In concert with driving EMT, recent work has linked the MUC1-C→NF-κB pathway to the regulation of DNA methylation in carcinoma cells (Fig. 1) [1]. Interestingly, the findings demonstrate that MUC1-C induces the expression of DNMT1 and DNMT3b, but not DNMT3a [1], in line with the requirement for both DNMT1 and DNMT3b to silence genes in cancer cells [6]. MUC1-C drives NF-κB p65 occupancy on the DNMT1 and DNMT3b promoters and promotes their activation [1]. In this way, MUC1-C regulates global DNA methylation and induces CDH1 promoter methylation with suppression of E-cadherin expression. These findings and the role of MUC1-C in inducing EMT have invoked the likelihood that MUC1-C epigenetically regulates other genes in the EMT program (Fig. 1) [7]. In addition and as raised below, these findings support the notion that MUC1-C is a potential target for derepressing tumor suppressor genes (TSGs), such as CDH1 and others.

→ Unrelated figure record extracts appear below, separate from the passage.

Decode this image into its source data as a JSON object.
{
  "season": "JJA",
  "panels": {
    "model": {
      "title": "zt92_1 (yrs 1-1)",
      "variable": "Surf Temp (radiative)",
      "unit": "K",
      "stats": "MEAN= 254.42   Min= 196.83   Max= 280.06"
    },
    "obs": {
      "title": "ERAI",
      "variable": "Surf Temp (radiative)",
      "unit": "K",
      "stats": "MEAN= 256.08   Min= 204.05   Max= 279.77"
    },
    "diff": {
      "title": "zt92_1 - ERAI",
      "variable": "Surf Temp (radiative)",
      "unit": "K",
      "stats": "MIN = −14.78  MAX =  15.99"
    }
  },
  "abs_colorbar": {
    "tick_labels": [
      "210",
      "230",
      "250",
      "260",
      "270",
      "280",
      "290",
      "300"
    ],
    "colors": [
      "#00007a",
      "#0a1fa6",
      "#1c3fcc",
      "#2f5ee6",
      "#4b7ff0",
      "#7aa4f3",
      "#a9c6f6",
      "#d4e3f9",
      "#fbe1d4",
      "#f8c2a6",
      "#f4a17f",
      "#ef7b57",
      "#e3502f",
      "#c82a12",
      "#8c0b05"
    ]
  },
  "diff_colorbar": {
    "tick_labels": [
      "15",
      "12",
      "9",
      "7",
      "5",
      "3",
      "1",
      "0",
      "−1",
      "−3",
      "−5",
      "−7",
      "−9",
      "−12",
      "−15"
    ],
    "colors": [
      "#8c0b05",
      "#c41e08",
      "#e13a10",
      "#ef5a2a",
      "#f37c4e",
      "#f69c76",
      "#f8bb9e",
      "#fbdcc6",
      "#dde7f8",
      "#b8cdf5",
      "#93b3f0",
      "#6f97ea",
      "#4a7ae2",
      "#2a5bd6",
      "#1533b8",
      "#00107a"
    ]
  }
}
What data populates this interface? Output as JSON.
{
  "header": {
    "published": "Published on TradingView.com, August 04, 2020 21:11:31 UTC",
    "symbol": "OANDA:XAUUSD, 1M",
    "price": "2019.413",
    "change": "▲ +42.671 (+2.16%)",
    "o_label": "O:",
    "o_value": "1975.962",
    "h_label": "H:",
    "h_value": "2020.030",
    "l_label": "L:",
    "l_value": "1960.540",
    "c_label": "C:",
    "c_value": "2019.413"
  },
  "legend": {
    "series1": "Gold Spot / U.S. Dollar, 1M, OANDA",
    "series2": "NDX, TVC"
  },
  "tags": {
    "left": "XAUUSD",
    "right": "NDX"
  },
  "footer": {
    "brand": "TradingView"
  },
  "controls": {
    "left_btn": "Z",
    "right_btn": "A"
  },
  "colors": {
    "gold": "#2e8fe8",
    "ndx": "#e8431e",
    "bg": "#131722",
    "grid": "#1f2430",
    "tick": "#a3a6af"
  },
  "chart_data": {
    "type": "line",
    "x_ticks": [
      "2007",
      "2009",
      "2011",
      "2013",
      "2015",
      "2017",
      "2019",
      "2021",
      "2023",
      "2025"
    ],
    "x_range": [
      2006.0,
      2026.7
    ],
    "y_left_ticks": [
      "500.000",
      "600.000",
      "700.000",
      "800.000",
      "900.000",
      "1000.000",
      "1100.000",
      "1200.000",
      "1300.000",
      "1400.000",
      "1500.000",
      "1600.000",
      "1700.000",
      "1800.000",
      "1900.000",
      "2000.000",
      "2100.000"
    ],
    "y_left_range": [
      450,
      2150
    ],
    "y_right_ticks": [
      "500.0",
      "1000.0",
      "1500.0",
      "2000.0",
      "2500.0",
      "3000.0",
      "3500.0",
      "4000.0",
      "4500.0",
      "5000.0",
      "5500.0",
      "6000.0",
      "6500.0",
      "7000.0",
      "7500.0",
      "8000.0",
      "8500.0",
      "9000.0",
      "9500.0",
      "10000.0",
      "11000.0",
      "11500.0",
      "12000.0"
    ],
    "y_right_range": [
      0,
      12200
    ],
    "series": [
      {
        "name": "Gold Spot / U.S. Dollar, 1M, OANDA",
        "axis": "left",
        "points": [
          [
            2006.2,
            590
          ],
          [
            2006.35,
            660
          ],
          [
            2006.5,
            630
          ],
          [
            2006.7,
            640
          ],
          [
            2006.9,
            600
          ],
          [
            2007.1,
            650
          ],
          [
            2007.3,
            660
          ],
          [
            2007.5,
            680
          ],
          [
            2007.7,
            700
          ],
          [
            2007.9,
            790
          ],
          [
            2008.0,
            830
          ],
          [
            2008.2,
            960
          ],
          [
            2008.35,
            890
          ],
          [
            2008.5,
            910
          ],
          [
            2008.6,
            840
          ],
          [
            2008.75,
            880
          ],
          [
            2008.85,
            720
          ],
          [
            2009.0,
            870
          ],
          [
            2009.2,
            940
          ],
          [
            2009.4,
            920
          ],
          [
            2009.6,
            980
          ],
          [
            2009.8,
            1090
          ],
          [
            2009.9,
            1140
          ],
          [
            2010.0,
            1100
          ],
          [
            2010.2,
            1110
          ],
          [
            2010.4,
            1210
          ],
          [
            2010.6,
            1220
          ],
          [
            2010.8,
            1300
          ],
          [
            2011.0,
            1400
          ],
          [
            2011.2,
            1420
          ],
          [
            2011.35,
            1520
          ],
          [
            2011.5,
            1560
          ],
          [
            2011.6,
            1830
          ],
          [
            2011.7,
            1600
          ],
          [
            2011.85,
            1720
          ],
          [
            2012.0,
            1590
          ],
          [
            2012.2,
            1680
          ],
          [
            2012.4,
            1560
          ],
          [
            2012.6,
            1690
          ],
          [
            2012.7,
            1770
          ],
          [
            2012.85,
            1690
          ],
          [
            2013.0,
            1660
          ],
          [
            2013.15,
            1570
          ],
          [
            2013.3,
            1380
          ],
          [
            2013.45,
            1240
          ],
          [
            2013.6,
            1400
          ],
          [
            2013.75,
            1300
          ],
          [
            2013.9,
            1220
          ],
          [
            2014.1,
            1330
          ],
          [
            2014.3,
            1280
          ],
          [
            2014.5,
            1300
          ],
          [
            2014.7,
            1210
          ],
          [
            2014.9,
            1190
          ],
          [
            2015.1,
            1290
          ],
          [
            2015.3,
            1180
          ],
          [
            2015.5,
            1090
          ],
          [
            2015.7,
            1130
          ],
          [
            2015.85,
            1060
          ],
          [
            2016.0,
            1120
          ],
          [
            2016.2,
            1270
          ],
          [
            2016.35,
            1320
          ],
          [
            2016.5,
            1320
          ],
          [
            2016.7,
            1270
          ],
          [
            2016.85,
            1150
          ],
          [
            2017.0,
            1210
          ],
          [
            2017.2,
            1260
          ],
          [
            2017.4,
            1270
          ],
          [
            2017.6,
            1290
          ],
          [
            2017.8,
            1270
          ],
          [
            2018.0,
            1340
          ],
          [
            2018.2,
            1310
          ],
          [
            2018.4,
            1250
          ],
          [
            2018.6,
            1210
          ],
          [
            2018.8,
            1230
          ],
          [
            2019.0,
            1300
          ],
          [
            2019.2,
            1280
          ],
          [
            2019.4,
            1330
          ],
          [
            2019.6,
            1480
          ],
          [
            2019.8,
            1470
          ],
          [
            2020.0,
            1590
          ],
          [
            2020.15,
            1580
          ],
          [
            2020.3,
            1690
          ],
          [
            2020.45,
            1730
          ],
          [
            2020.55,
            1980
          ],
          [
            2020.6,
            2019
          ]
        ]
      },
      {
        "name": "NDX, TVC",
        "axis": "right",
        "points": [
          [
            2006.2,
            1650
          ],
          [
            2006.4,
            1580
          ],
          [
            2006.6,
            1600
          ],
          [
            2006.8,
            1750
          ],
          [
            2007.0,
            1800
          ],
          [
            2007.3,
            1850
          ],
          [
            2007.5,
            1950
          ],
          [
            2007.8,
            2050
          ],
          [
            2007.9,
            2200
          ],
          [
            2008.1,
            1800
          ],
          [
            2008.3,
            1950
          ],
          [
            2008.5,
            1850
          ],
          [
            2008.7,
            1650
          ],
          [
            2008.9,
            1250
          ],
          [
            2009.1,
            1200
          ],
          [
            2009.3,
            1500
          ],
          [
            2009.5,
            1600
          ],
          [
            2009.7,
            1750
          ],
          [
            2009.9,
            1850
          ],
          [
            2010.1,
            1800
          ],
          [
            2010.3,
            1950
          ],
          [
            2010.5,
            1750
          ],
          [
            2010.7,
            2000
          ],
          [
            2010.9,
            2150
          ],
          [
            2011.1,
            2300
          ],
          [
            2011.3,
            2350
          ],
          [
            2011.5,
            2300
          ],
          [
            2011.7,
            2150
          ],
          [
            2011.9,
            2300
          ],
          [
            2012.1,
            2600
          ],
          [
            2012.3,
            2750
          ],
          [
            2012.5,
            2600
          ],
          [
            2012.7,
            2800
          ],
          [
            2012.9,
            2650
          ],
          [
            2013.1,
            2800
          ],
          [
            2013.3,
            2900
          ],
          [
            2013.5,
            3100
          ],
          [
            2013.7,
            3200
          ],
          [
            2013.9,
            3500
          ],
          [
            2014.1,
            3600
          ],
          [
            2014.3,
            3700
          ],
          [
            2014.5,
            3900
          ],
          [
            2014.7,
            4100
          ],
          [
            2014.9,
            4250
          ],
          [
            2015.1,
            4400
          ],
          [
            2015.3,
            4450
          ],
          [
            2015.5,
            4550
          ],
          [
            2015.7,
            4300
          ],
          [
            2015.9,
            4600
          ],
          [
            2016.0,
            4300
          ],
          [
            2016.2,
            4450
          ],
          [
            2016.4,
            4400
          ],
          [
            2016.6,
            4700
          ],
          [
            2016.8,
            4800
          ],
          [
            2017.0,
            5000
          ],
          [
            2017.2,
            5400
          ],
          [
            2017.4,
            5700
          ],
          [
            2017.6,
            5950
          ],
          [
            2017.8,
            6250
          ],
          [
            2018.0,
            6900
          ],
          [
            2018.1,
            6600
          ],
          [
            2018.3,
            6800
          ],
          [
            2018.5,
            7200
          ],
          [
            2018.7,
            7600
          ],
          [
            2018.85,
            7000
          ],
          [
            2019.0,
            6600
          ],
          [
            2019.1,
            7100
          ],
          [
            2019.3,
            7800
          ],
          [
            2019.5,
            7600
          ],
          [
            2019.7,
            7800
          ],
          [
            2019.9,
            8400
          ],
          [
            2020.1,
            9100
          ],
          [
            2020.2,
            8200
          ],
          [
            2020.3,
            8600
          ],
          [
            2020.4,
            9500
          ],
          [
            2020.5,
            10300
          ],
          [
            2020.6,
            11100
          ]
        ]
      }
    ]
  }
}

DNMT1 is necessary for the self-renewal of leukemia stem cells. Moreover, the anti-leukemic agent decita-bine downregulates DNMT1, but has no effect on DNMT3a/b expression, supporting the potential importance of DNMT1 as a target for the treatment of AML [2]. In this regard and based on the results obtained in carcinoma cells, MUC1-C was found to induce DNMT1 expression by an NF-κB p65-dependent mechanism in AML cells [2]. Targeting MUC1-C with silencing or pharmacologically with the inhibitor GO-203 in AML cell lines and primary blasts was thus associated with (i) the suppression of DNMT1, (ii) decreases in methylation of CpG islands in the CDH1 promoter, and (iii) upregulation of E-cadherin [2]. Targeting MUC1-C in AML cells was also associated with derepression of the PTEN and BRCA1 TSGs [2].

The available evidence thus supports an important role for MUC1-C in the dysregulation of DNA methylation in human cancer cells [1, 2]. Therefore, targeting MUC1-C could represent a therapeutic approach alone and in combination with agents, such as decitabine, for reprogramming the cancer epigenome. Indeed, the combination of GO-203 and decitabine has been shown to be highly effective in downregulating DNMT1 and decreasing AML cell survival [2]. With regard to the potential for clinical translation, GO-203 has completed Phase I evaluation in patients with advanced carcinomas. Moreover, based on the above findings, a Phase Ib/IIa trial of GO-203 in combination with decitabine is underway for the treatment of patients with relapsed/refractory AML.